Charles Spurgeon – inspires us to proclaim the gospel
1834 – 1892
Charles Haddon Spurgeon was born in Kelvedon, Essex, the first of 17 children. Converted in Colchester at 16, just a year later he became the pastor of Waterbeach Chapel in Cambridge, despite having no formal theological education. What he lacked in formal training, however, he made up for in personal study – collecting and reading over 5000 volumes of theological books over the course of his life. Aged 19, Spurgeon moved to Southwark, London, and began his ministry at New Park Street Church (later named the Metropolitan Tabernacle), where he would remain for the next 38 years, until he died, aged 57. He was married to Susannah, with twin sons – Charles and Thomas. Despite his relatively short life – which was full of mental suffering and physical pain – Spurgeon was relentless in his gospel preaching ministry.

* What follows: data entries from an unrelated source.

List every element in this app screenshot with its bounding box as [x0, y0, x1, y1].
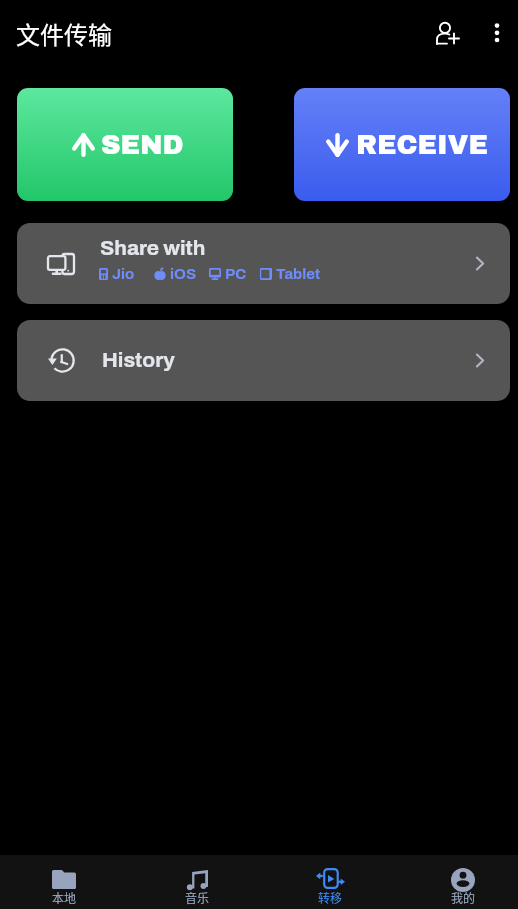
button[interactable]: RECEIVE — [294, 88, 510, 201]
button[interactable]: Add person — [424, 9, 472, 57]
button[interactable]: More options — [473, 9, 518, 57]
button[interactable]: 转移 — [286, 855, 374, 909]
button[interactable]: 本地 — [20, 855, 108, 909]
staticText: Tablet — [276, 266, 321, 282]
staticText: 音乐 — [185, 889, 210, 906]
button[interactable]: History — [17, 320, 510, 401]
button[interactable]: 我的 — [419, 855, 507, 909]
staticText: Share with — [100, 237, 206, 260]
staticText: 转移 — [318, 889, 343, 906]
staticText: 文件传输 — [16, 16, 112, 51]
staticText: 我的 — [451, 889, 476, 906]
staticText: SEND — [101, 130, 184, 159]
button[interactable]: 音乐 — [153, 855, 241, 909]
staticText: Jio — [112, 266, 135, 282]
staticText: PC — [225, 266, 247, 282]
staticText: RECEIVE — [356, 130, 489, 159]
staticText: 本地 — [52, 889, 77, 906]
button[interactable]: SEND — [17, 88, 233, 201]
staticText: History — [102, 349, 175, 372]
button[interactable]: Share with — [17, 223, 510, 304]
staticText: iOS — [170, 266, 197, 282]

He was a man who loved people – he founded an orphanage, cared for a church with 4000 members and personally replied to more than 500 letters a week! And that’s just scratching the surface – over the course of his life he founded 66 religious and charitable institutions .

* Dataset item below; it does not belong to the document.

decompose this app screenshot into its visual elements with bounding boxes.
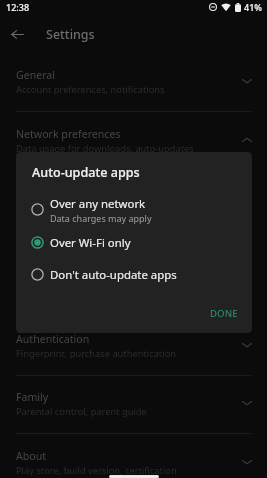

He was a man who contended for the faith against encroaching liberalism (theological compromise) within the Baptist Union (in what became known as the Downgrade Controversy); he was willing to be vilified, even by his own peers, for the truth of God’s Word.

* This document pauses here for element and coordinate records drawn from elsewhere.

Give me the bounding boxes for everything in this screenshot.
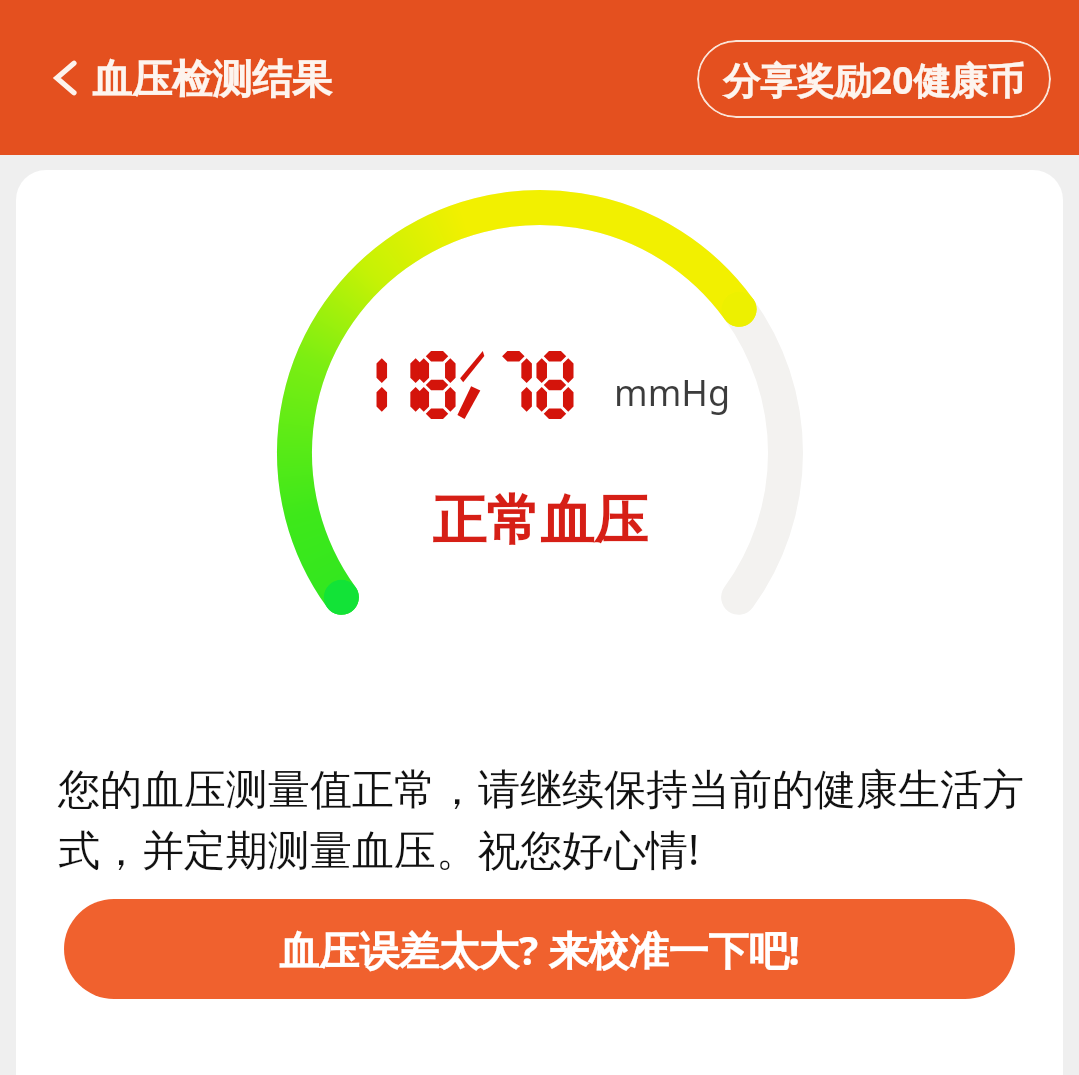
staticText: 血压误差太大? 来校准一下吧! <box>279 922 800 977</box>
staticText: 血压检测结果 <box>92 54 332 104</box>
staticText: 正常血压 <box>432 487 648 555</box>
staticText: 分享奖励20健康币 <box>723 54 1025 105</box>
button[interactable]: 血压误差太大? 来校准一下吧! <box>64 899 1015 999</box>
button[interactable]: Back <box>30 42 102 114</box>
staticText: 您的血压测量值正常，请继续保持当前的健康生活方式，并定期测量血压。祝您好心情! <box>58 764 1033 877</box>
staticText: mmHg <box>614 368 731 417</box>
button[interactable]: 分享奖励20健康币 <box>697 40 1051 118</box>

But most importantly, he was a man who gave his life to preaching Bible-saturated sermons. He regularly preached to over 5000 people on a Sunday through which many thousands were saved. His sermons sold around 20,000 copies a week and were translated into twenty languages, and his collection of sermons still stands “as the largest set of books by a single author in the history of Christianity”. One of his sons warmly said of his father that ‘There was no one who could preach like my father. In inexhaustible variety, witty wisdom, vigorous proclamation, loving entreaty, and lucid teaching, with a multitude of other qualities, he must, at least in my opinion, ever be regarded as ‘the prince of preachers’.’